Story Pattern and Story Structure
Recognizing Story Pattern and Story Structure
Let’s dive in to a discussion showcasing story pattern and story structure.
One common story pattern in fiction is the quest, such as this example:
- The main character (often called the protagonist) seeks something, be it career success, a pot of gold, or someone to love.
- A quest story also needs a place for this quester to go, usually but not always a physical location (New York City, the end of the rainbow, a singles club).
- There is an overt, or obvious, explained, reason to go there (to get a job, dig up the pot of gold, chat up other singles).
- The quester encounters challenges on the way.
- And discovers the real reason to go there (this is inevitably self-knowledge, which is why quest stories are often about coming-of-age).
Huckleberry Finn is a quester; Dante (The Divine Comedy) is a quester; Charles Marlow (Conrad’s Heart of Darkness) is a quester.
A reader seeing a quester will expect the story to follow the pattern described above.
Now, the author can thwart the reader’s expectations (“Ha! You were expecting to go on a quest. Fooled you!”) but the author must be deliberate about this. A quester with no quest to go on might answer to the name Don Quixote, but this needs to be a conscious decision, not a failure of craft.
Here let me distinguish between the failure of pattern and the failure of craft. If the author is setting out to critique some aspect of culture, such as occurs in Don Quixote, then having Quixote tilt at windmills is a wonderful illumination of this critique.
The pattern has failed because that’s the whole point of the story: there are no more quests to go on. We have to be delusional in order to go on a quest. This is different from the author failing to understand what a quest story is, which would be a failure in craft.
If you’re seeing a connection between “pattern” and “archetype” (a universal representation of human behavior), you’re right! Most stories have a myth-based original with which they intersect. (Remember, literature comes from other literature.)
The Importance of Recognizing Story Patterns and Story Structure
So, part of what we have to do as editors of fiction is to become good at pattern recognition. Some people have an innate talent for this but for most of us it’s a matter of practice. We read a lot of literature, think about it, look for the patterns, think about the patterns, and pick up the next book. We do rely on instinct to some degree, there’s no way around that.
The challenge, of course, is that we can erroneously apply patterns (“ideals”) that don’t fit the story.
These patterns are sometimes called the story structure, although structure is more specifically about the way the pattern plays out than it is the pattern itself. Structure is more about when events happen in a story versus what they are.

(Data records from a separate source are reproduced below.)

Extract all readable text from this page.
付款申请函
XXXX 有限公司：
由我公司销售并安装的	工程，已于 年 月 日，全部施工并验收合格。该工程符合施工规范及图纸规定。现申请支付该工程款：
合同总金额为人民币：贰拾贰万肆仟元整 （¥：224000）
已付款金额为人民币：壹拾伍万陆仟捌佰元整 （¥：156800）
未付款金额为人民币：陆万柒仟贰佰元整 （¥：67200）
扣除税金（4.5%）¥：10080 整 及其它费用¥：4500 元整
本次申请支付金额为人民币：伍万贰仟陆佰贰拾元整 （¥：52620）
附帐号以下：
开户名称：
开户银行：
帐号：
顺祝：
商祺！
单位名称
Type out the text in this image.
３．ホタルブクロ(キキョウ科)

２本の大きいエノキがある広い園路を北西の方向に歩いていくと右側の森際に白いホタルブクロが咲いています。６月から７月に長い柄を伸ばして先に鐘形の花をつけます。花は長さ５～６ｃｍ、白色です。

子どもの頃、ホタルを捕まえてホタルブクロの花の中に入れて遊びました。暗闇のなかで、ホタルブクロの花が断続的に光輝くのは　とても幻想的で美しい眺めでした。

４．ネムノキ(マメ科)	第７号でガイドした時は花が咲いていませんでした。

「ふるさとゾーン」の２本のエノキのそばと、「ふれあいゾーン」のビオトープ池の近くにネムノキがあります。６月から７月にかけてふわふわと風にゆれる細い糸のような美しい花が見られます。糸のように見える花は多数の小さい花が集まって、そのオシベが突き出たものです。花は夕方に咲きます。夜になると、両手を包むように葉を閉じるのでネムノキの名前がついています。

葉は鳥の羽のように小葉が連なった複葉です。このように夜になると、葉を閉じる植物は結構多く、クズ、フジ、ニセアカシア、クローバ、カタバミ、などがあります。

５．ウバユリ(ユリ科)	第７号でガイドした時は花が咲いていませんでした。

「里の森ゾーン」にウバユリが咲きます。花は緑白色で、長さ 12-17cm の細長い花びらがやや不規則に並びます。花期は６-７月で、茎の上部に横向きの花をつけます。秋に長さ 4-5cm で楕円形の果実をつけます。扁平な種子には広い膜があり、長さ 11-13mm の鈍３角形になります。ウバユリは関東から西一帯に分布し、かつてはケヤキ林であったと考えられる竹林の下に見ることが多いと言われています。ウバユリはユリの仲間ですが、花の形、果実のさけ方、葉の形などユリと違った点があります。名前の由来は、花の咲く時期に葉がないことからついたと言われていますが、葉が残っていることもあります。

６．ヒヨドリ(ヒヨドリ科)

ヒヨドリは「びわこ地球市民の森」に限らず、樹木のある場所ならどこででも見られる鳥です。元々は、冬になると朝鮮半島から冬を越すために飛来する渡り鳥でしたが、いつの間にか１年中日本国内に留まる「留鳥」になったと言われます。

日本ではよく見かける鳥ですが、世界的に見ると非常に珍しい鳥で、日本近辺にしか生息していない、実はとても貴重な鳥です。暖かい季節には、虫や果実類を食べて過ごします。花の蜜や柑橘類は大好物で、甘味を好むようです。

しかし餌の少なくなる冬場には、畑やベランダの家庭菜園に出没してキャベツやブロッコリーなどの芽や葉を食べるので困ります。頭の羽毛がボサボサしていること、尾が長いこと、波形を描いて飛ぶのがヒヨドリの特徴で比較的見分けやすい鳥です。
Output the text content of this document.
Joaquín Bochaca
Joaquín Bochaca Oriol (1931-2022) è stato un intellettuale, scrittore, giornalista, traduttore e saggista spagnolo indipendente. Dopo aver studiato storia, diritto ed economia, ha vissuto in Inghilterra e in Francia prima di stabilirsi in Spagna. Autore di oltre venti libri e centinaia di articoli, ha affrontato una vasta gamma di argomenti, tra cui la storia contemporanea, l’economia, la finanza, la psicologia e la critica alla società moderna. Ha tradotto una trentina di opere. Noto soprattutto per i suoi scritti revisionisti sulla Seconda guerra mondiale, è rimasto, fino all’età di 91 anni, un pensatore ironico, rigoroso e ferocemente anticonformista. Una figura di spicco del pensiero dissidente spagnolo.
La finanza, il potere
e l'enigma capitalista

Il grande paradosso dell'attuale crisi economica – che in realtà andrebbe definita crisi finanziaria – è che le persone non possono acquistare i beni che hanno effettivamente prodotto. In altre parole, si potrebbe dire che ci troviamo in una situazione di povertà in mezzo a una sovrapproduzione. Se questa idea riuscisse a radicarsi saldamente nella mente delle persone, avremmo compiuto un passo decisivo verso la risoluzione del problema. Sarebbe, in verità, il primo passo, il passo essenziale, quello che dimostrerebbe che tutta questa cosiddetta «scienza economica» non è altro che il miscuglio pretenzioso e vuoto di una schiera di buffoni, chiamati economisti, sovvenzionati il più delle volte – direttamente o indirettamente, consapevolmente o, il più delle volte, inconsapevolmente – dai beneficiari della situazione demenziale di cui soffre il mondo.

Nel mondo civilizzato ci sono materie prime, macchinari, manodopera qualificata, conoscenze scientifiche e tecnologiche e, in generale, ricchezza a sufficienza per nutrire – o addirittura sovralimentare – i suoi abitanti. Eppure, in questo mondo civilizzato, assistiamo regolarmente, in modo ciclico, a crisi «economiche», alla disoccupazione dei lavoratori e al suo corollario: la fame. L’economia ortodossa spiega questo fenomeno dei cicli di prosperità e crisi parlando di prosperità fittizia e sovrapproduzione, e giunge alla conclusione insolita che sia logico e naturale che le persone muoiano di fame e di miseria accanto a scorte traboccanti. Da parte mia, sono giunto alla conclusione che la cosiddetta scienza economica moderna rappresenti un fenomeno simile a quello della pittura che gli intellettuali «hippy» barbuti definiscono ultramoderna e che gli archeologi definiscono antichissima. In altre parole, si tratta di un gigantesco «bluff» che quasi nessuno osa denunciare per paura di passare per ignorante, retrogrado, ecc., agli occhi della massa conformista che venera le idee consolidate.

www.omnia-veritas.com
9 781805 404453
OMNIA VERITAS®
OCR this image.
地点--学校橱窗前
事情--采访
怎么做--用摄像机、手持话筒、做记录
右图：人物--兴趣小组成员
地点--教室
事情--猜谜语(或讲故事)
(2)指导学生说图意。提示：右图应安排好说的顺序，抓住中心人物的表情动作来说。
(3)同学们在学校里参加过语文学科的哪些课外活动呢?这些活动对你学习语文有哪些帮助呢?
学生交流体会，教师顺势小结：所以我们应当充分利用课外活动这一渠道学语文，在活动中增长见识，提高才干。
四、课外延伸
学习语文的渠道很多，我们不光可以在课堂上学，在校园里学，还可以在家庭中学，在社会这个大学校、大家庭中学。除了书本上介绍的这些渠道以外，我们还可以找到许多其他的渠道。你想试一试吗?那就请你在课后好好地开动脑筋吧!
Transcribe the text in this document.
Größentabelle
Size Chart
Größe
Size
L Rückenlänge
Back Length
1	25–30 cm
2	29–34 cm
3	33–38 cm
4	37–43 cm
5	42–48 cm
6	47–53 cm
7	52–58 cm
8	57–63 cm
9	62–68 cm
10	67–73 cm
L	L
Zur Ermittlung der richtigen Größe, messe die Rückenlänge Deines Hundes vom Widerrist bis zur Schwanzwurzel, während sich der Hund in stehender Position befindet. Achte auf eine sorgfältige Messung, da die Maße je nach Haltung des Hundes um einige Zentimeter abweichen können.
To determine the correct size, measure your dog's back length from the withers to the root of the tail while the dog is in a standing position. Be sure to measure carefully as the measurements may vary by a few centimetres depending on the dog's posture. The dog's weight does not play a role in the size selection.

For example, “making a deal with the devil” as a common story pattern. That is what the story is about, but the author could structure the story in different ways, depending on the effect intended. The story could begin with the deal, and that would be one kind of story (showing the effects of the deal with the devil), or the story could end with the deal being offered, and that would be another kind of story (showing what might lead up to a person making a deal with the devil).
The Three-Act-Structure
Broadly speaking, when people talk about stories told in the three-act structure, they’re borrowing from drama (plays), the precursor to narrative fiction (plays came before novels). The three-act structure is basically a story divided into three parts, which we might call the setup, the action, and the resolution.
The setup is where the author creates the situation the main character finds themselves in, the problem that will drive the story.
The action is the middle section where the situation plays out, and the character acts and reacts to story events.
The resolution is the wrap-up: how the story ends and what the character learns from it.
Almost all novels follow this type of structure, loosely speaking (you could also refer to this structure as “beginning,” “middle,” and “end”). But the more specific you are about what each act must contain (“the setup must include an inciting incident, where the main character is invited to go on a journey into a world that is the mirror image of their normal world”), the more you become at variance with reality.
Using Structure as a Guide
Narratives are told in a practically infinite variety of ways, so if you insist on any particular story following a specific structure, you may be imposing the wrong ideal on the story, something I warned about earlier.
So, think of structure as guide rails: if we don’t have a setup or actions or a resolution, we’ve probably got a problem in the story, but the specific whens of these elements can vary from story to story.